In their Amended Answer, Defendants now seek to assert new defenses to the enforcement of the Guaranties that they did not raise in response to Plaintiffs' motion for summary judgment. There is nothing to indicate that these defenses could not have been raised at that time. As has been noted over and over again by a number of courts both within this circuit and elsewhere, a motion for summary judgment is "the 'put up or shut up' moment in a lawsuit" for the non-movants. Hammel v. Eau Galle Cheese Factory, 407 F.3d 852, 859 (7th Cir.2005) ("Summary judgment is not a dress rehearsal or practice run; it is the put up or shut up moment in a lawsuit, when a party must show what evidence it has that would convince a trier of fact to accept its version of the events." (internal quotation marks and citation omitted)).

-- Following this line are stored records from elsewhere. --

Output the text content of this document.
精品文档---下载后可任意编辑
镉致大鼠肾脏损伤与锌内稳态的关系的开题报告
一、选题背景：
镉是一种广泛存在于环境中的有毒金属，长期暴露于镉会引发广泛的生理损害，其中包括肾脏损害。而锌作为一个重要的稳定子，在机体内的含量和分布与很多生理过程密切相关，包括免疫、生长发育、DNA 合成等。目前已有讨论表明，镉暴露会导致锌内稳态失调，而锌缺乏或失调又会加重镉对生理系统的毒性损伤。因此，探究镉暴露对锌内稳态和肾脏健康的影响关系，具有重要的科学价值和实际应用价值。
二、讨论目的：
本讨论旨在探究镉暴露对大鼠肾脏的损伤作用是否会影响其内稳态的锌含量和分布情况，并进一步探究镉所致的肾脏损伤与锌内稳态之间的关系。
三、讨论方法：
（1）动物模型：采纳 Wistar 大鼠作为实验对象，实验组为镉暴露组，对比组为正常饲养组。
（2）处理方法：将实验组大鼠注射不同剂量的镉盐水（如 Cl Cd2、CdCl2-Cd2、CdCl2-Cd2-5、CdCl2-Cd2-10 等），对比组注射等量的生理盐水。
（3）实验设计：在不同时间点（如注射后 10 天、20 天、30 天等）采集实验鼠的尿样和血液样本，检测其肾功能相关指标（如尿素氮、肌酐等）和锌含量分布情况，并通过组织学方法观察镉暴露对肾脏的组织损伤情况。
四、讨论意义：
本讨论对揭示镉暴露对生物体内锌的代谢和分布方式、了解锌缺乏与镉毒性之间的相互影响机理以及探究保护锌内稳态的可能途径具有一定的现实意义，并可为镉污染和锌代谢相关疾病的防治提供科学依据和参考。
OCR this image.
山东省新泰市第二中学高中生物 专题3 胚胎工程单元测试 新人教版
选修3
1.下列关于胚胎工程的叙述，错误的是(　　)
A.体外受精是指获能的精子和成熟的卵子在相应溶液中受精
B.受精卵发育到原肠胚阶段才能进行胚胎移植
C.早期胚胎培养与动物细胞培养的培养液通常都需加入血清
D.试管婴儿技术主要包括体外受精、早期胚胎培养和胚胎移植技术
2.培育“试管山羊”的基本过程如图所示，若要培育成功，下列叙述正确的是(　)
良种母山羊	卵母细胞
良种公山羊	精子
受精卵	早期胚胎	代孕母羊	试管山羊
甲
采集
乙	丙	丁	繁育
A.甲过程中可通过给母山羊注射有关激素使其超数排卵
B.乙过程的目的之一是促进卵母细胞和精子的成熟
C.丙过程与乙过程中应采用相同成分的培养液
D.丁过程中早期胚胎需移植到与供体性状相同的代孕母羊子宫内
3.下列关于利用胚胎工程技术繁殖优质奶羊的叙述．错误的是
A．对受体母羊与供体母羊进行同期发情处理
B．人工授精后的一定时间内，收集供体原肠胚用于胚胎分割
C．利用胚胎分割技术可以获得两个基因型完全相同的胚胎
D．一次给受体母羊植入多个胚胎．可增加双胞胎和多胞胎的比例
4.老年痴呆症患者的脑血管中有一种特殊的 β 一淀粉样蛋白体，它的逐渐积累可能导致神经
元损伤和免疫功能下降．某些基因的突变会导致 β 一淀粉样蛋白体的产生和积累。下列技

By way of Plaintiffs' summary judgment motion, Defendants were given their chance to "put up," and they simply did not raise the defenses they now seek to assert.

Nevertheless, Defendants argue that they are entitled to assert these new defenses to enforcement of the Guaranties because the "law of the case" doctrine only extends to those issues that were actually decided, and the Court has not ruled that the Guaranties are enforceable with respect to "defenses which could be asserted before the deadline for amendment [of pleadings] has passed." Opp. Brf. at 24. In making such an argument, it appears that Defendants fundamentally misapprehend the nature and function of summary judgment. While it is true, as Defendants point out, that the Court's summary judgment Opinion only addressed the validity of the defenses of fraudulent inducement and duress, this is because those were the only defenses Defendants raised in response to the motion. The fact that the Court did not previously rule on other defenses because they were not raised does not allow Defendants to continue to assert new defenses simply because they are permitted to amend their pleadings. The underlying issues having already been decided*fn4 on summary judgment, the Ninth, Tenth and Eleventh affirmative defenses shall be stricken from the Amended Answer.

III. Conclusion

For the reasons above, Plaintiffs' motion to dismiss counterclaims and strike affirmative defenses is granted. An appropriate Order accompanies this Opinion.